When Faruq had said north-east, she’d known without even thinking about it which way that was. How did I do it? she wondered. By the sun’s position? By the lie of the land? By the unconscious realization that if we came from the east, and it was that way – she thought back to the junction of the two roads – then north-east must be this way?
She didn’t know.
They rode on. Her anxiety didn’t let her mind rest. Other than her occasional instructions when they came to intersections, they didn’t speak. She guessed that, like her, Faruq had nothing to say and no breath with which to say it. While there was still enough light, sometimes she risked short cuts over open ground; once, along the edge of a ploughed field; once through a copse of birch trees, their horses’ hooves scuffing and rustling the fallen leaves. When possible, she took them along the little roads and the quiet tracks. She knew without either of them saying so that this was a journey to be made in secret. It was better not to be seen. Especially at a time like this, when a foreign prince had landed in England and half the King’s barons had rushed to support him.
They covered a lot of ground that first night. At first, it had been Auban – steady, comfortable, easy-paced Auban – who had held them back, for he hadn’t the speed of Faruq’s beautiful, fine-boned, fast and light-footed black gelding. Meggie had sensed Faruq’s impatience and once or twice been tempted to snap, Go on alone if you think I’m keeping you back. See how far you get! Aware of Faruq’s increasing distress, she didn’t. But, as the night went on, it was the black gelding that tired. The fine head on the graceful neck began to droop, the small feet began to drag; taking pity on the proud young man who rode the exhausted animal, Meggie broke a long silence and said, ‘Enough, Faruq. We’ll stop now, tend to our horses and we’ll sleep awhile.’
‘But …’ He was frowning, furious with her.
‘Enough,’ she said again, already slipping off Auban’s back. Swiftly she untacked him, throwing the saddle and her pack down on the soft ground – she had halted them on the mossy bank of a fast-flowing stream under the
shelter of a stand of alders – and then led the ginger-coloured horse to the water, where he bent his head and drank deeply. She hobbled him – there was probably no need, as he, like the black gelding, was worn out and wouldn’t wander far – then made herself comfortable, her back against an alder trunk. Swiftly she extracted bread and cheese from her pack and, barely pausing to wipe her hands, tore into it.
After a short while, Faruq sat down beside her.

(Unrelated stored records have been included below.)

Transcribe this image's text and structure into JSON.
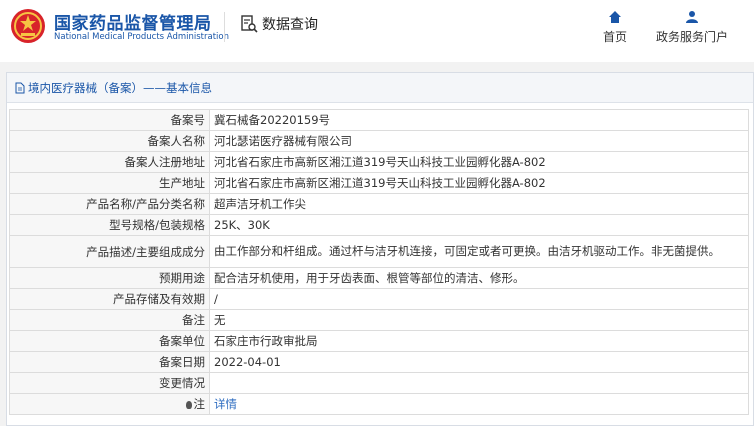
{
  "header": {
    "org_name": "国家药品监督管理局",
    "org_name_en": "National Medical Products Administration",
    "data_query": "数据查询",
    "nav": [
      {
        "label": "首页",
        "icon": "home-icon"
      },
      {
        "label": "政务服务门户",
        "icon": "user-icon"
      }
    ]
  },
  "section": {
    "title": "境内医疗器械（备案）——基本信息"
  },
  "rows": [
    {
      "label": "备案号",
      "value": "冀石械备20220159号"
    },
    {
      "label": "备案人名称",
      "value": "河北瑟诺医疗器械有限公司"
    },
    {
      "label": "备案人注册地址",
      "value": "河北省石家庄市高新区湘江道319号天山科技工业园孵化器A-802"
    },
    {
      "label": "生产地址",
      "value": "河北省石家庄市高新区湘江道319号天山科技工业园孵化器A-802"
    },
    {
      "label": "产品名称/产品分类名称",
      "value": "超声洁牙机工作尖"
    },
    {
      "label": "型号规格/包装规格",
      "value": "25K、30K"
    },
    {
      "label": "产品描述/主要组成成分",
      "value": "由工作部分和杆组成。通过杆与洁牙机连接，可固定或者可更换。由洁牙机驱动工作。非无菌提供。"
    },
    {
      "label": "预期用途",
      "value": "配合洁牙机使用，用于牙齿表面、根管等部位的清洁、修形。"
    },
    {
      "label": "产品存储及有效期",
      "value": "/"
    },
    {
      "label": "备注",
      "value": "无"
    },
    {
      "label": "备案单位",
      "value": "石家庄市行政审批局"
    },
    {
      "label": "备案日期",
      "value": "2022-04-01"
    },
    {
      "label": "变更情况",
      "value": ""
    },
    {
      "label": "注",
      "value": "详情"
    }
  ],
  "colors": {
    "brand": "#1a56a8",
    "link": "#2d6cc0"
  }
}
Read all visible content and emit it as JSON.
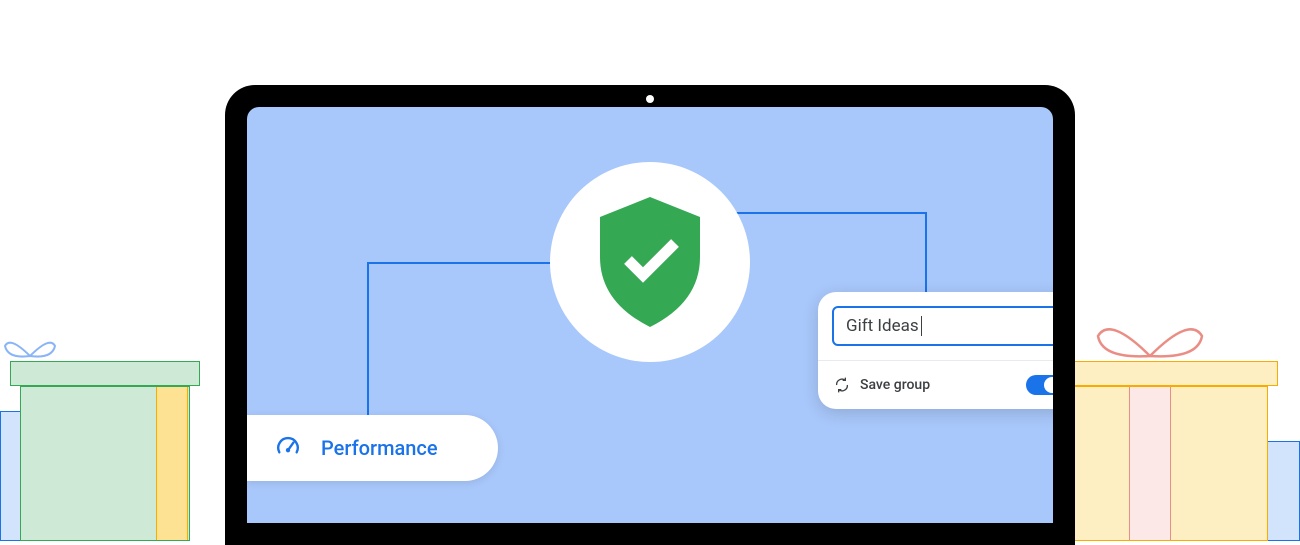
{
  "performance": {
    "label": "Performance"
  },
  "tab_group": {
    "input_value": "Gift Ideas",
    "save_label": "Save group",
    "toggle_on": true
  },
  "icons": {
    "shield": "shield-check-icon",
    "speedometer": "speedometer-icon",
    "sync": "sync-icon"
  },
  "colors": {
    "screen_bg": "#a8c7fa",
    "accent_blue": "#1a73e8",
    "shield_green": "#34a853"
  }
}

And, finally, it was time to talk.
‘Faruq, I know why we’re going,’ she said quietly.
He shot her an alarmed glance, bread and cheese arrested halfway to his mouth. ‘But that’s not possible! You can’t have heard what Peter de Mauley told me, for you were too far away. You—’
‘I do know,’ she interrupted firmly. ‘Look, Faruq, it’s no good sitting there glaring at me. Listen to what I’m trying to tell you, will you?’
After a moment, he gave a curt nod.
‘Thank you,’ she said, wondering if he’d pick up the ironic tone. ‘I showed you the way to Corfe Castle because you told me that you and your mother believed there was some threat to Queen Isabella.’
‘Not believed, knew,’ he corrected her sharply.
‘Very well.’ She held back the obvious comment. ‘However, when we met the Queen – looking very bored but perfectly fit and well – and we saw with our own eyes how securely she was guarded, we were forced to accept how unthinkable it was that anyone wishing her harm could get anywhere near her.’
‘But the danger wasn’t—’
Again she interrupted. ‘We actually managed to inspect the kitchens, and even you must have been reassured that neither morsel of food nor sip of wine or water entered the Queen’s mouth unless it had been tested on someone else. We had to accept the only conclusion: Queen Isabella is perfectly safe; as safe as – no, much, much safer than – anyone else in the land.’